Typically clouded by enigma are the accounts of Poe’s death. On 3 October 1849, the forty-year-old was found wandering the streets of Baltimore, ranting deliriously, wearing someone else’s clothes. He seemed to be calling out ‘Reynolds’ (unidentified). One of his distant relatives who had been summoned took one look and refused to take charge of him. Poe was taken to the local hospital’s ward for drunks, where he died four days later. Since the death of Virginia a couple of years earlier, he had been chaotic in his personal life, proposing marriage to a series of women and embarking on pointless literary feuds – notably with Longfellow. His genius was, apparently, extinguished. His income, in his last year, had sunk to barely more than $150, largely raised from slurred public recitations of his signature poem, ‘The Raven’. ‘Nevermore’, rather than Longfellow’s ‘Excelsior’, would seem to have been his motto.

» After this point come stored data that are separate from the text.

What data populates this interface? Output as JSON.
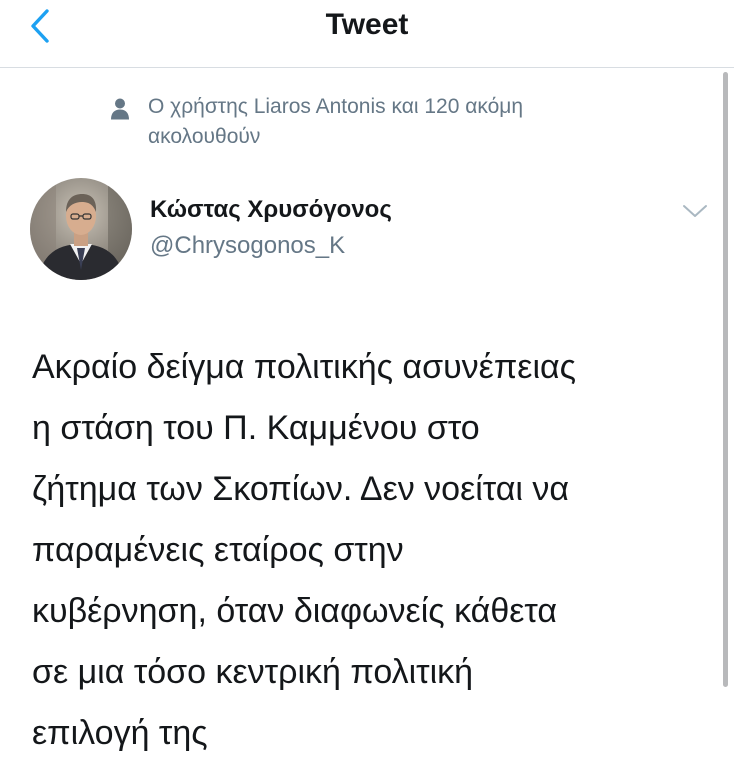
{
  "topbar": {
    "title": "Tweet",
    "back_icon": "chevron-left-icon"
  },
  "tweet": {
    "social_context": {
      "icon": "person-icon",
      "text": "Ο χρήστης Liaros Antonis και 120 ακόμη ακολουθούν"
    },
    "author": {
      "name": "Κώστας Χρυσόγονος",
      "handle": "@Chrysogonos_K"
    },
    "menu_icon": "chevron-down-icon",
    "text": "Ακραίο δείγμα πολιτικής ασυνέπειας\nη στάση του Π. Καμμένου στο\nζήτημα των Σκοπίων. Δεν νοείται να\nπαραμένεις εταίρος στην\nκυβέρνηση, όταν διαφωνείς κάθετα\nσε μια τόσο κεντρική πολιτική\nεπιλογή της"
  },
  "colors": {
    "accent": "#1da1f2",
    "secondary_text": "#657786",
    "primary_text": "#14171a",
    "divider": "#d8dde2"
  }
}
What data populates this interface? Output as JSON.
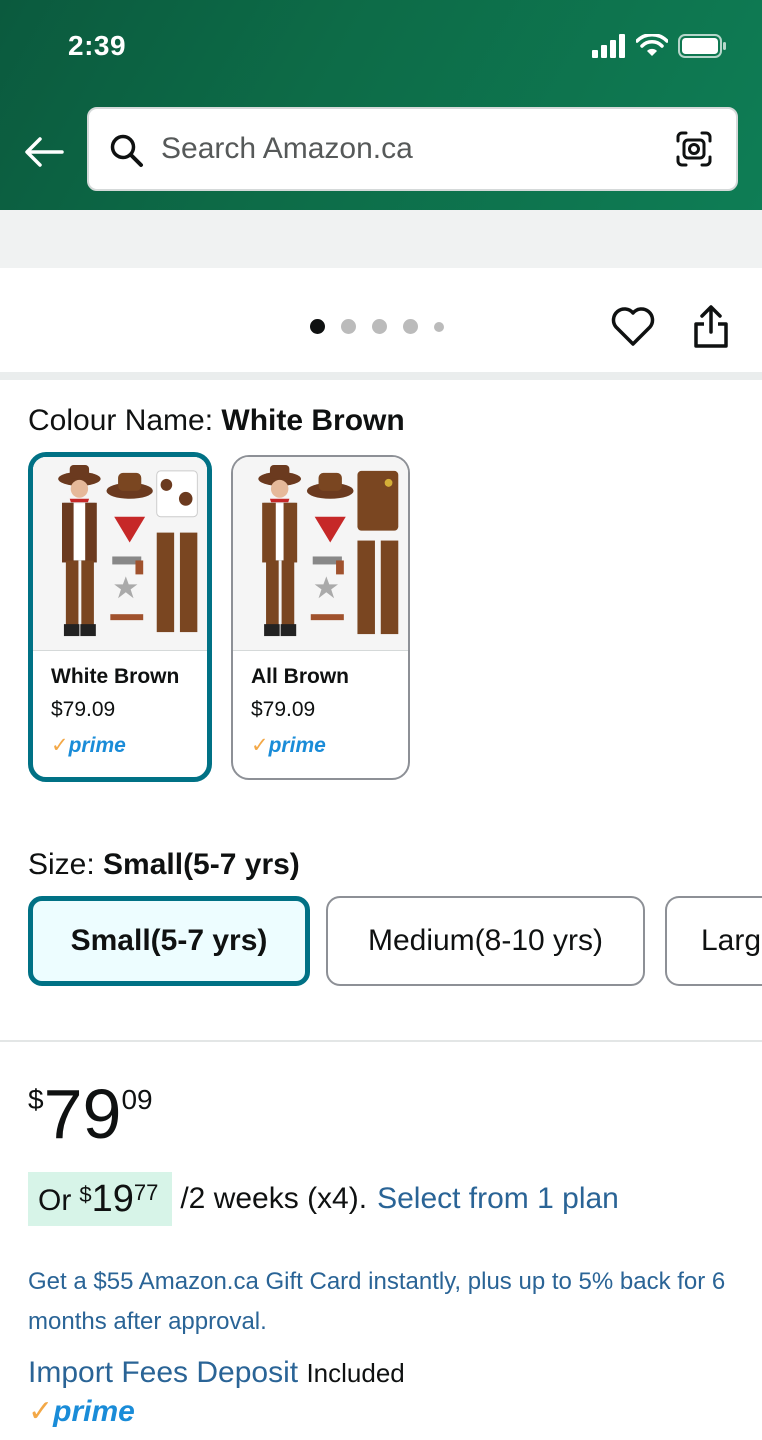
{
  "status_bar": {
    "time": "2:39"
  },
  "search": {
    "placeholder": "Search Amazon.ca"
  },
  "carousel": {
    "dot_count": 5,
    "active_index": 0
  },
  "colour": {
    "label": "Colour Name: ",
    "selected": "White Brown",
    "options": [
      {
        "name": "White Brown",
        "price": "$79.09",
        "badge": "prime",
        "selected": true
      },
      {
        "name": "All Brown",
        "price": "$79.09",
        "badge": "prime",
        "selected": false
      }
    ]
  },
  "size": {
    "label": "Size: ",
    "selected": "Small(5-7 yrs)",
    "options": [
      "Small(5-7 yrs)",
      "Medium(8-10 yrs)",
      "Larg"
    ]
  },
  "price": {
    "symbol": "$",
    "whole": "79",
    "fraction": "09"
  },
  "installment": {
    "prefix": "Or",
    "symbol": "$",
    "whole": "19",
    "fraction": "77",
    "terms": "/2 weeks (x4).",
    "link": "Select from 1 plan"
  },
  "gift_card_promo": "Get a $55 Amazon.ca Gift Card instantly, plus up to 5% back for 6 months after approval.",
  "import_fees": {
    "link": "Import Fees Deposit",
    "status": "Included"
  },
  "prime_badge": "prime",
  "colors": {
    "header": "#0d6b47",
    "accent": "#007185",
    "link": "#2a6496",
    "installment_bg": "#d7f4e8"
  }
}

Newspapers, concerned that such a great man of American letters should be so destitute, raised subscriptions; friends intervened, without success. What destroyed Poe? Intoxication? Syphilis? Was it, as Baudelaire suggested, his chosen form of suicide? What happened in the missing days of that last week? Had he been drugged and robbed of his clothes in some squalid harbour bar? Had he been beaten up (as some suspected) by West Point cadets out on the razzle? Had he gone into the underworld, like M. Valdemar? Had he, like the hero of ‘Berenice’, committed some awful crime he could no longer remember? His medical records were lost, or were destroyed. Posterity will never for certain know what killed Edgar Allan Poe. Yet his work lives on. As a grateful Arthur Conan Doyle noted, each of Poe’s stories is a root ‘from which whole literatures develop’. It still grows.